Apricot is better to plant together - so much easier
The earth around the seedling is compacted, and a watering circle is erected around the perimeter, which will hold the water when watering, preventing it from spreading. On one sapling 2-3 buckets of water are required. After watering the ground around the seedling mulch with humus or peat.
The pictures 1 and 2 show the wrong garter of a sapling, the picture 3 shows the correct
Now it remains only to tie the plant to the peg, and the landing will be considered complete.

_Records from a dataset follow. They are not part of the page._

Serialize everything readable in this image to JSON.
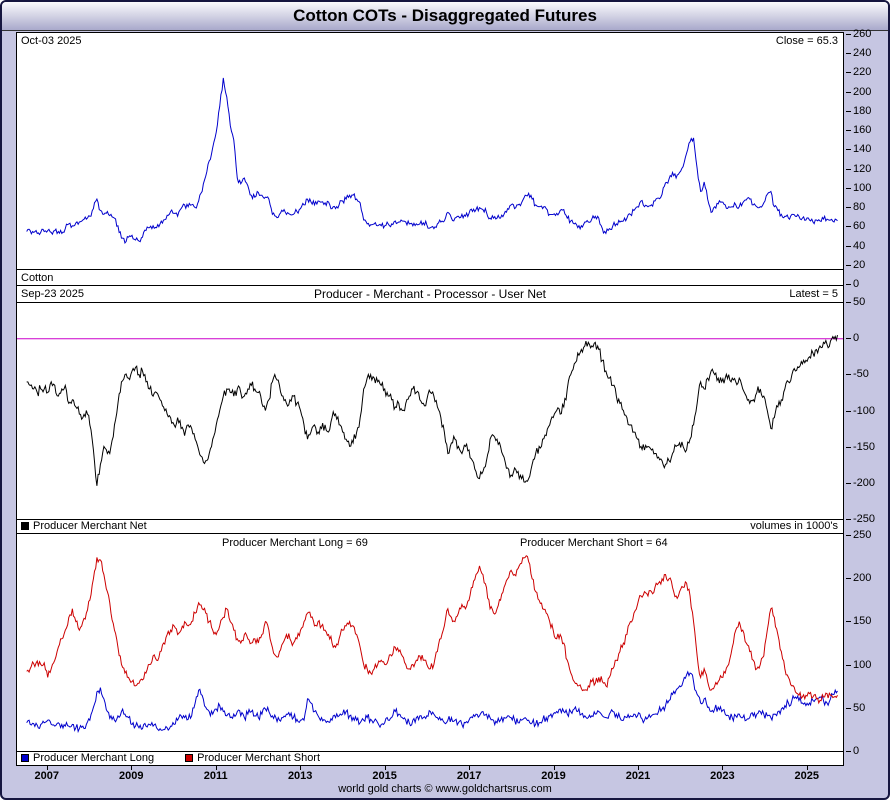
{
  "window": {
    "title": "Cotton COTs - Disaggregated Futures",
    "footer": "world gold charts © www.goldchartsrus.com"
  },
  "colors": {
    "frame_background": "#c6c6e2",
    "price_line": "#0000cc",
    "net_line": "#000000",
    "zero_line": "#cc00cc",
    "long_line": "#0000cc",
    "short_line": "#cc0000"
  },
  "panels": {
    "price": {
      "date": "Oct-03  2025",
      "close": "Close = 65.3",
      "name": "Cotton"
    },
    "net": {
      "date": "Sep-23  2025",
      "title": "Producer - Merchant - Processor - User Net",
      "latest": "Latest = 5",
      "legend": "Producer Merchant Net",
      "volumes_note": "volumes in 1000's"
    },
    "ls": {
      "long_label": "Producer Merchant Long = 69",
      "short_label": "Producer Merchant Short = 64",
      "legend_long": "Producer Merchant Long",
      "legend_short": "Producer Merchant Short"
    }
  },
  "chart_data": [
    {
      "type": "line",
      "title": "Cotton futures price",
      "x_start": 2006.5,
      "x_step": "monthly",
      "ylim": [
        0,
        260
      ],
      "yticks": [
        0,
        20,
        40,
        60,
        80,
        100,
        120,
        140,
        160,
        180,
        200,
        220,
        240,
        260
      ],
      "xticks": [
        2007,
        2009,
        2011,
        2013,
        2015,
        2017,
        2019,
        2021,
        2023,
        2025
      ],
      "annotations": {
        "date": "Oct-03 2025",
        "close": 65.3
      },
      "series": [
        {
          "name": "Cotton",
          "color": "#0000cc",
          "values": [
            54,
            55,
            53,
            52,
            53,
            54,
            55,
            53,
            55,
            54,
            52,
            57,
            62,
            60,
            63,
            64,
            66,
            67,
            70,
            78,
            88,
            76,
            72,
            75,
            72,
            68,
            60,
            47,
            42,
            48,
            50,
            45,
            44,
            48,
            55,
            58,
            60,
            58,
            62,
            66,
            71,
            75,
            73,
            70,
            78,
            82,
            80,
            82,
            79,
            86,
            96,
            112,
            128,
            142,
            158,
            185,
            215,
            195,
            165,
            150,
            110,
            104,
            110,
            102,
            92,
            90,
            95,
            92,
            90,
            88,
            72,
            70,
            72,
            75,
            72,
            72,
            72,
            75,
            78,
            82,
            88,
            85,
            82,
            86,
            85,
            84,
            85,
            78,
            78,
            82,
            86,
            88,
            92,
            92,
            88,
            84,
            66,
            62,
            61,
            62,
            60,
            60,
            60,
            62,
            62,
            65,
            64,
            65,
            64,
            62,
            60,
            62,
            62,
            63,
            61,
            58,
            57,
            62,
            64,
            65,
            74,
            68,
            68,
            70,
            72,
            70,
            73,
            75,
            77,
            79,
            77,
            74,
            68,
            68,
            68,
            68,
            72,
            78,
            82,
            78,
            82,
            84,
            92,
            94,
            88,
            82,
            80,
            78,
            78,
            72,
            72,
            73,
            76,
            77,
            68,
            65,
            62,
            58,
            60,
            64,
            64,
            67,
            70,
            68,
            57,
            52,
            57,
            60,
            62,
            64,
            65,
            68,
            72,
            76,
            80,
            86,
            80,
            80,
            82,
            86,
            89,
            93,
            105,
            109,
            116,
            110,
            116,
            122,
            136,
            148,
            152,
            120,
            96,
            106,
            88,
            74,
            80,
            83,
            85,
            82,
            80,
            80,
            82,
            80,
            84,
            87,
            88,
            82,
            80,
            80,
            84,
            93,
            96,
            80,
            76,
            72,
            70,
            68,
            72,
            70,
            70,
            68,
            66,
            66,
            64,
            66,
            65,
            67,
            67,
            66,
            64,
            65.3
          ]
        }
      ]
    },
    {
      "type": "line",
      "title": "Producer - Merchant - Processor - User Net",
      "x_start": 2006.5,
      "x_step": "monthly",
      "ylim": [
        -250,
        50
      ],
      "yticks": [
        -250,
        -200,
        -150,
        -100,
        -50,
        0,
        50
      ],
      "xticks": [
        2007,
        2009,
        2011,
        2013,
        2015,
        2017,
        2019,
        2021,
        2023,
        2025
      ],
      "zero_line": "#cc00cc",
      "units": "volumes in 1000's",
      "annotations": {
        "date": "Sep-23 2025",
        "latest": 5
      },
      "series": [
        {
          "name": "Producer Merchant Net",
          "color": "#000000",
          "values": [
            -60,
            -65,
            -70,
            -75,
            -70,
            -70,
            -75,
            -60,
            -65,
            -80,
            -70,
            -65,
            -90,
            -85,
            -95,
            -105,
            -110,
            -100,
            -120,
            -155,
            -205,
            -175,
            -150,
            -160,
            -150,
            -120,
            -90,
            -60,
            -50,
            -55,
            -45,
            -40,
            -50,
            -45,
            -60,
            -70,
            -80,
            -75,
            -85,
            -95,
            -105,
            -110,
            -120,
            -110,
            -125,
            -135,
            -120,
            -125,
            -140,
            -155,
            -165,
            -170,
            -160,
            -140,
            -120,
            -100,
            -80,
            -70,
            -75,
            -80,
            -70,
            -75,
            -80,
            -70,
            -65,
            -70,
            -75,
            -90,
            -100,
            -85,
            -60,
            -55,
            -65,
            -80,
            -90,
            -85,
            -80,
            -90,
            -100,
            -120,
            -140,
            -130,
            -120,
            -130,
            -125,
            -120,
            -130,
            -110,
            -105,
            -120,
            -130,
            -140,
            -150,
            -145,
            -130,
            -110,
            -70,
            -55,
            -50,
            -55,
            -60,
            -65,
            -70,
            -80,
            -85,
            -95,
            -90,
            -100,
            -90,
            -80,
            -70,
            -75,
            -85,
            -90,
            -85,
            -75,
            -80,
            -95,
            -110,
            -130,
            -160,
            -145,
            -140,
            -150,
            -160,
            -150,
            -155,
            -170,
            -185,
            -195,
            -185,
            -170,
            -140,
            -135,
            -140,
            -150,
            -165,
            -180,
            -190,
            -180,
            -185,
            -195,
            -200,
            -195,
            -175,
            -160,
            -150,
            -140,
            -135,
            -120,
            -110,
            -100,
            -105,
            -95,
            -70,
            -50,
            -35,
            -20,
            -15,
            -10,
            -5,
            -10,
            -5,
            -15,
            -30,
            -45,
            -55,
            -65,
            -80,
            -90,
            -100,
            -110,
            -120,
            -130,
            -140,
            -150,
            -155,
            -150,
            -155,
            -160,
            -165,
            -170,
            -175,
            -170,
            -160,
            -150,
            -145,
            -150,
            -155,
            -140,
            -120,
            -90,
            -60,
            -70,
            -55,
            -45,
            -50,
            -55,
            -60,
            -55,
            -50,
            -55,
            -60,
            -55,
            -70,
            -80,
            -90,
            -85,
            -75,
            -70,
            -80,
            -100,
            -125,
            -110,
            -95,
            -85,
            -70,
            -60,
            -50,
            -45,
            -40,
            -35,
            -30,
            -25,
            -20,
            -15,
            -10,
            -5,
            -8,
            -3,
            0,
            5
          ]
        }
      ]
    },
    {
      "type": "line",
      "title": "Producer Merchant Long and Short",
      "x_start": 2006.5,
      "x_step": "monthly",
      "ylim": [
        0,
        250
      ],
      "yticks": [
        0,
        50,
        100,
        150,
        200,
        250
      ],
      "xticks": [
        2007,
        2009,
        2011,
        2013,
        2015,
        2017,
        2019,
        2021,
        2023,
        2025
      ],
      "annotations": {
        "long_latest": 69,
        "short_latest": 64
      },
      "series": [
        {
          "name": "Producer Merchant Long",
          "color": "#0000cc",
          "values": [
            32,
            30,
            31,
            29,
            30,
            32,
            35,
            30,
            28,
            32,
            30,
            28,
            28,
            30,
            26,
            25,
            28,
            30,
            35,
            50,
            68,
            73,
            60,
            45,
            40,
            35,
            40,
            45,
            42,
            38,
            30,
            28,
            26,
            25,
            28,
            30,
            28,
            26,
            25,
            24,
            26,
            28,
            30,
            35,
            40,
            38,
            36,
            40,
            55,
            70,
            64,
            50,
            45,
            42,
            48,
            52,
            45,
            40,
            38,
            42,
            45,
            40,
            38,
            42,
            45,
            40,
            38,
            42,
            48,
            45,
            40,
            38,
            35,
            38,
            42,
            40,
            38,
            36,
            35,
            35,
            60,
            55,
            45,
            40,
            38,
            35,
            33,
            35,
            38,
            40,
            42,
            45,
            40,
            38,
            35,
            32,
            35,
            38,
            36,
            34,
            32,
            30,
            32,
            35,
            38,
            45,
            42,
            38,
            35,
            32,
            35,
            38,
            40,
            38,
            40,
            45,
            42,
            38,
            35,
            32,
            35,
            38,
            35,
            32,
            30,
            32,
            35,
            38,
            42,
            40,
            45,
            42,
            38,
            35,
            32,
            35,
            38,
            40,
            38,
            35,
            32,
            35,
            38,
            35,
            32,
            30,
            32,
            35,
            38,
            40,
            42,
            45,
            48,
            45,
            42,
            45,
            48,
            45,
            42,
            40,
            38,
            40,
            42,
            45,
            40,
            38,
            42,
            45,
            42,
            38,
            35,
            38,
            40,
            42,
            40,
            38,
            35,
            38,
            40,
            42,
            45,
            48,
            52,
            58,
            65,
            70,
            75,
            80,
            88,
            90,
            80,
            65,
            55,
            60,
            50,
            45,
            48,
            50,
            45,
            42,
            40,
            38,
            40,
            42,
            38,
            35,
            38,
            40,
            42,
            45,
            42,
            40,
            38,
            42,
            45,
            48,
            52,
            55,
            58,
            62,
            58,
            55,
            52,
            55,
            58,
            60,
            62,
            58,
            55,
            60,
            65,
            69
          ]
        },
        {
          "name": "Producer Merchant Short",
          "color": "#cc0000",
          "values": [
            92,
            95,
            101,
            104,
            100,
            102,
            85,
            95,
            105,
            120,
            130,
            140,
            155,
            165,
            150,
            140,
            150,
            160,
            175,
            200,
            225,
            222,
            205,
            185,
            160,
            140,
            120,
            100,
            90,
            85,
            80,
            75,
            78,
            82,
            90,
            100,
            110,
            105,
            115,
            125,
            135,
            140,
            145,
            135,
            140,
            150,
            145,
            150,
            160,
            172,
            165,
            160,
            150,
            140,
            135,
            145,
            155,
            165,
            150,
            140,
            130,
            125,
            135,
            130,
            125,
            130,
            125,
            135,
            150,
            140,
            120,
            110,
            115,
            125,
            135,
            130,
            125,
            130,
            140,
            150,
            160,
            155,
            145,
            150,
            145,
            140,
            135,
            125,
            120,
            130,
            140,
            145,
            150,
            145,
            135,
            120,
            100,
            95,
            90,
            95,
            100,
            105,
            100,
            105,
            110,
            120,
            115,
            110,
            100,
            95,
            100,
            105,
            110,
            105,
            100,
            95,
            100,
            115,
            130,
            145,
            165,
            155,
            150,
            160,
            170,
            165,
            175,
            190,
            205,
            215,
            205,
            190,
            165,
            160,
            165,
            175,
            190,
            200,
            210,
            205,
            212,
            218,
            225,
            220,
            200,
            185,
            175,
            165,
            160,
            150,
            140,
            130,
            135,
            125,
            105,
            90,
            80,
            75,
            72,
            70,
            75,
            80,
            78,
            85,
            80,
            75,
            85,
            95,
            105,
            115,
            125,
            135,
            150,
            160,
            170,
            180,
            185,
            180,
            185,
            190,
            195,
            200,
            205,
            200,
            190,
            180,
            185,
            190,
            195,
            180,
            150,
            110,
            85,
            95,
            80,
            70,
            75,
            80,
            85,
            90,
            100,
            120,
            140,
            150,
            140,
            125,
            115,
            105,
            95,
            100,
            110,
            140,
            165,
            155,
            135,
            115,
            95,
            85,
            75,
            68,
            64,
            62,
            64,
            66,
            62,
            60,
            58,
            62,
            66,
            64,
            62,
            64
          ]
        }
      ]
    }
  ]
}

The apricot planted in the fall needs moisture in spring and summer, except for its second half. Periodic watering contributes to enhanced growth of roots and young shoots. In August, its regularity is reduced, gradually reducing to zero, so that the shoots cease to appear. Especially important is additional watering in May and after removing the last fruit for a tree of any age.

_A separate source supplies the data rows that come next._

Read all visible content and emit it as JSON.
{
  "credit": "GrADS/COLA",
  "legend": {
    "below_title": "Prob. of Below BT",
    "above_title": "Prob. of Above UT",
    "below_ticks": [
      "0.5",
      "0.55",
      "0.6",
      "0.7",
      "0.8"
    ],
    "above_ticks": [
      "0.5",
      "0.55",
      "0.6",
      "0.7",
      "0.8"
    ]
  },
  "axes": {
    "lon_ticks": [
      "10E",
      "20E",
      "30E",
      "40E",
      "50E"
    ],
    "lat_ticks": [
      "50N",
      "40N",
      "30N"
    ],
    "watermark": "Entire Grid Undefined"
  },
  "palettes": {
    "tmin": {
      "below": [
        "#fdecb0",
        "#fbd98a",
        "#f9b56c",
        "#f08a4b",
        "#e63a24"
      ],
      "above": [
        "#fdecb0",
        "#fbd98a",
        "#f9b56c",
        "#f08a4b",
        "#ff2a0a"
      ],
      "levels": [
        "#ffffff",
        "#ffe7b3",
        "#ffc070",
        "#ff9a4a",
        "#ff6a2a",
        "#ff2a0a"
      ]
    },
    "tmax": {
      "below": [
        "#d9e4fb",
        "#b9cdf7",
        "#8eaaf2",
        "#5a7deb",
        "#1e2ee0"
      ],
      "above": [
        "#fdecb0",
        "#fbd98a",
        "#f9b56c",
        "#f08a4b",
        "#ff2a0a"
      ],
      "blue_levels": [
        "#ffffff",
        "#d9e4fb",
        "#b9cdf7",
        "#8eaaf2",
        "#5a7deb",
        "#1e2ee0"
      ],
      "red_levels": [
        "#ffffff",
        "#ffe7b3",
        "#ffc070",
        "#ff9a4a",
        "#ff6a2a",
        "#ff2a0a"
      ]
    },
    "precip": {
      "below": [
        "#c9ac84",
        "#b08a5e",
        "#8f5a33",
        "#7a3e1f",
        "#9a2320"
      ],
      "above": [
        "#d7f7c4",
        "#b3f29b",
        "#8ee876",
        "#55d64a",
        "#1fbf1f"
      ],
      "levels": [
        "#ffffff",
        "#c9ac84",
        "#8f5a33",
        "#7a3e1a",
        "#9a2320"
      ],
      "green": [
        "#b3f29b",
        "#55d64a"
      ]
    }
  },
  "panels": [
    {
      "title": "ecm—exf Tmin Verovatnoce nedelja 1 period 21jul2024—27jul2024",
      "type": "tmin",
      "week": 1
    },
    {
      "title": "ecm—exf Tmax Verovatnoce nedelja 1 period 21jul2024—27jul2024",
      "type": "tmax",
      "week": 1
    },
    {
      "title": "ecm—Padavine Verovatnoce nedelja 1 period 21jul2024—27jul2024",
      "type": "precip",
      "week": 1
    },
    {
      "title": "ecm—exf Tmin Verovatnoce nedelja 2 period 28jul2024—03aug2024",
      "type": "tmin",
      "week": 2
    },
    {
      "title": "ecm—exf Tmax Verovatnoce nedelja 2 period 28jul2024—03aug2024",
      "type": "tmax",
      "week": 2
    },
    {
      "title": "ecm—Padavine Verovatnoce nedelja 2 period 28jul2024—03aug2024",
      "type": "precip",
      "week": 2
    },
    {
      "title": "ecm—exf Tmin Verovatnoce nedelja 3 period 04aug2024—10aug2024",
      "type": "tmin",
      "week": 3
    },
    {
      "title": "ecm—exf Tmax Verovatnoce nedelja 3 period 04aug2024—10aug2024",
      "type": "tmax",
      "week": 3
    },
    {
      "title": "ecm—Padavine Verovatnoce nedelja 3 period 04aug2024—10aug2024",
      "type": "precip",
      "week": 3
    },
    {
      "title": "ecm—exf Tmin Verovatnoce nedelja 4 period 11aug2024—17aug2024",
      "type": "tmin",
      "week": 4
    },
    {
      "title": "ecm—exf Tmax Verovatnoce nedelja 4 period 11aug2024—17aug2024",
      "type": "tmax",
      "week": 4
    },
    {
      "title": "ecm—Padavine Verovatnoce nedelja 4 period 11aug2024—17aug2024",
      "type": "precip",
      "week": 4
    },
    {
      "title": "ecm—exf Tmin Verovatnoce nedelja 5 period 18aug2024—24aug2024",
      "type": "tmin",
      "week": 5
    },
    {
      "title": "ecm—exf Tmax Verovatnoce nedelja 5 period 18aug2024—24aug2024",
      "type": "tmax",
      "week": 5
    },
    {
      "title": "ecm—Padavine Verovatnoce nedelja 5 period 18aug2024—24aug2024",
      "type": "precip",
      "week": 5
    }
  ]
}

The land near the seedling is periodically weeded from weeds to a depth of no more than 6-8 centimeters in order not to damage the roots.
Top dressing is carried out annually if the soil is not rich in nutrients. It is best to produce it in early spring or autumn. Once in 3-5 years you can make compost (5-6 kg per 1 sq. M.), Manure (4 kg per 1 sq. M.) Or bird droppings (a 1:10 solution).

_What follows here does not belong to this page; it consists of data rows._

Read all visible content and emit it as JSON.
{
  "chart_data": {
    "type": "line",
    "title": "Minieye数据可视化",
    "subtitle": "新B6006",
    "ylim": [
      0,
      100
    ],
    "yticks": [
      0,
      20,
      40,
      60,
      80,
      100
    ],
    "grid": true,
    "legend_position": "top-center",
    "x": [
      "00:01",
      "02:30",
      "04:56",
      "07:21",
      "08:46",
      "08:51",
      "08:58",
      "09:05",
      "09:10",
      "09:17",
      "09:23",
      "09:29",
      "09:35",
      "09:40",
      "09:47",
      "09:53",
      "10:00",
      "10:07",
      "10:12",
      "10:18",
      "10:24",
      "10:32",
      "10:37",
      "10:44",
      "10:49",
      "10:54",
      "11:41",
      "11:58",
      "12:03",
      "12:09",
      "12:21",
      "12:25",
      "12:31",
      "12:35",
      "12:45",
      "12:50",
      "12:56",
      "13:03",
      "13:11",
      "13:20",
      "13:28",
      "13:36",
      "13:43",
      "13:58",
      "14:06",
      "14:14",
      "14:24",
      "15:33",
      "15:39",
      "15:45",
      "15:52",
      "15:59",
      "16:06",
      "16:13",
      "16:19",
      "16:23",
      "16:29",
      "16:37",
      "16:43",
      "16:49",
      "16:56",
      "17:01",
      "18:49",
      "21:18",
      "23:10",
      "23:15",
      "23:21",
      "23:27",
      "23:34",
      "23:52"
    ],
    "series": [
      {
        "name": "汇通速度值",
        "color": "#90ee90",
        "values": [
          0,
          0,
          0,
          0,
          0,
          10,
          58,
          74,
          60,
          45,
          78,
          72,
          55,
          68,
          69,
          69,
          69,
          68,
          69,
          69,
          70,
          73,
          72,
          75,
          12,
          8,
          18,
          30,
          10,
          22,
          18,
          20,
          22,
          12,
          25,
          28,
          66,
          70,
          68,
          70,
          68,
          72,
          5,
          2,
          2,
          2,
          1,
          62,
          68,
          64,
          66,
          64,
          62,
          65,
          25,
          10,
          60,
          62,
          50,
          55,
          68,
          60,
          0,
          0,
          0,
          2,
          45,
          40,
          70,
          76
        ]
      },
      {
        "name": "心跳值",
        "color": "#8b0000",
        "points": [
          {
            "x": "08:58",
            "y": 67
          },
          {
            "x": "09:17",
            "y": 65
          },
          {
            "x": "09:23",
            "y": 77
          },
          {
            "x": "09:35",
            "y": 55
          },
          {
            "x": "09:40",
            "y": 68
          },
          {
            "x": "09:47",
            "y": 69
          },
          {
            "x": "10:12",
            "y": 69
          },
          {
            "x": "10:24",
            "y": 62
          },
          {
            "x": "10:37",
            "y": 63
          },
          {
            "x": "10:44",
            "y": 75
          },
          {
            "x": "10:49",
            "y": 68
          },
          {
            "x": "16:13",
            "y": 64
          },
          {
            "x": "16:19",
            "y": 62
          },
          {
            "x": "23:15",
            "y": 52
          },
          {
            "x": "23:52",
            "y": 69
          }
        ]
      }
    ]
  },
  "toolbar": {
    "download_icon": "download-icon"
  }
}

For good fruiting use mineral fertilizers. In the second or third year of life, 60 grams of ammonium nitrate, 40 grams of potassium chloride and 130 grams of superphosphate are added to the seedlings. For 5-7 years of apricot life, these proportions increase slightly.
To strengthen the health of the tree, its wounds and freezers must be smeared
Since apricot does not have high winter hardiness, it is recommended to additionally protect it from severe frosts. If there are wounds or freezers on the tree, they should be covered with garden pitch. It is best to carry out this procedure in early May.
Of all the pernicious factors, moniliosis (fruit rot) is considered the most common and dangerous for apricots, therefore, it is necessary to start protecting the tree immediately. The best tool in the fight against this disease is a solution of copper sulfate (100 grams per 10 liters), which is used to spray three times before the buds begin to form.
Whitewashing helps protect the tree from pests and sunburn.
To protect against rodents, as well as against sunburn in late autumn or early February, the tree trunk and the beginning of the skeletal branches are whitened. The mixture for whitewashing consists of lime-fluff (300 g), copper sulfate (1 tbsp. L.), Table glue or PVA (2 tbsp. L.) And 2 liters of water. Instead of glue, you can use 0.5 cups of milk.
Pruning is important for the growth and development of apricot. It requires the formation of a crown and the removal of parasitic branches. This requires pruning of the crown and garter to a solid foundation for proper growth. Annual shoots are shortened to a height of 70-80 cm above ground level. The skeletal branches of young saplings are shortened by a third, and the center conductor must always be 30 cm higher than the nearest skeletal shoots. You cannot leave several branches growing from one point at a time. In spring, fruit-bearing branches are shortened to stimulate the growth of flowers on the rest of the shoots.
Apricot crown formation pattern by year
It is possible to plant and grow apricot with success not only in central Russia, but also in the Urals and in Siberia, which indicates a high level of modern breeding, which creates varieties resistant to severe frosts. However, one should not rely only on this factor. Without proper and timely care, all the best qualities of a particular variety will be nullified. Therefore, carefully and carefully treat the planted plants, and then you can count on a decent harvest.